Probably, the point is that people find it very attractive to come to a winning game by simply copying the lines of the solver. However, this is a harmful and misguided concept that I urge you to get rid of as soon as possible. People tend to look for reliable support, to protect themselves from chaos. Uncertainty is scary. We need order, and we are looking for protection from the solver. However, think for yourself: can what the robot does against a strategy that no one ever uses against us bring maximum expectation? If you say yes, I simply do not understand your logic. It seems to be just a matter of faith.

Do not misunderstand me. I don't neglect theory. I think that theory is amazing, how cool! I've spent years learning from a solver how poker works. But playing at a real table is chaos, and it must be accepted as it is. Every hand, we play against an opponent with a specific strategy, not against the machine we practiced with last night. And our task is to quickly understand their differences.

Finally, let's discuss the empirical data. No, I didn't play 100,000 hands with a GTO hint, that would be unethical. However, I have training data in the GTO Wizard where player responses can be compared to solver lines – the program calculates the difference in EV between you. Believe it or not, I know people who can't beat NL5, but are fanatical about GTOs and are very close to solver lines – their decisions are only 2-3bb/100 worse than soft ones! It looks like being close to the GTO has little effect on your practical win rate.

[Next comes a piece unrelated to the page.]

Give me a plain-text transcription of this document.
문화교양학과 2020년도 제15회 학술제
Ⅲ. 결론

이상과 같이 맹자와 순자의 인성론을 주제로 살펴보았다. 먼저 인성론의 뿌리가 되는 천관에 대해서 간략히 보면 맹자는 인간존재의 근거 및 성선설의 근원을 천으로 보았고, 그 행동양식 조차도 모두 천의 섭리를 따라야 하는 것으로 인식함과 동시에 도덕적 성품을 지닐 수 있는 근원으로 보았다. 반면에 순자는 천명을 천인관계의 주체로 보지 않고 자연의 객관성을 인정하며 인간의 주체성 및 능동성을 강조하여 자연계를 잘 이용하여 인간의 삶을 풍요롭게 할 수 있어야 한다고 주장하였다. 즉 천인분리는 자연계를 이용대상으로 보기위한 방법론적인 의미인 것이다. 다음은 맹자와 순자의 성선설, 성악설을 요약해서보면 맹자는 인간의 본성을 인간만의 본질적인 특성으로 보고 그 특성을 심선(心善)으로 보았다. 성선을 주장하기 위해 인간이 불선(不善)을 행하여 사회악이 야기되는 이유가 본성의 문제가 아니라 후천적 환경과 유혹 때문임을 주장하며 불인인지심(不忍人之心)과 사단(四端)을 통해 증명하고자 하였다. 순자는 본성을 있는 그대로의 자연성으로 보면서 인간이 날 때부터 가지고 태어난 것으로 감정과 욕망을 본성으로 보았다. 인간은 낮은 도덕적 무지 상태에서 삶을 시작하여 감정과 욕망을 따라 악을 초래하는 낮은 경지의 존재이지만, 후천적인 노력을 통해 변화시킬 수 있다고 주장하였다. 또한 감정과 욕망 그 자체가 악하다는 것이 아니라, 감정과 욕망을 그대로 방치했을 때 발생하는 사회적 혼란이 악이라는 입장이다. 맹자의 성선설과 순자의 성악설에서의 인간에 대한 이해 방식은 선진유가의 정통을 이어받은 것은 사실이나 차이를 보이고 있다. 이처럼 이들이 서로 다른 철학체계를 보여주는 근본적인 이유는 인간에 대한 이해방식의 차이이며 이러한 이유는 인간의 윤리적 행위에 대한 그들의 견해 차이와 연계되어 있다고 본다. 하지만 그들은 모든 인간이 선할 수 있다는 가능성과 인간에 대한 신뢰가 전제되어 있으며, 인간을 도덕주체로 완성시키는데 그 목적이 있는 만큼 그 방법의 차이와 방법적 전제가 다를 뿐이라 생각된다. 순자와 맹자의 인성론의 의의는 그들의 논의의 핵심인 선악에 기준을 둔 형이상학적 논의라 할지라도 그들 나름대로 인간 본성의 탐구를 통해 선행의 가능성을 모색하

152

We also experimented with a pair of solid 500 zoom regulars. Their results in the GTO Wizard were almost indistinguishable from the solver ones. Thus, being in their place, the solver would play only microscopically better, and this is even before adjusting to opponents. Most likely, the 500 zoom solver will not beat it.

Will he beat a much weaker limit (though with a higher rake)? Tough question. If you force me to answer, I would say, rather, no. 70/30, it would not.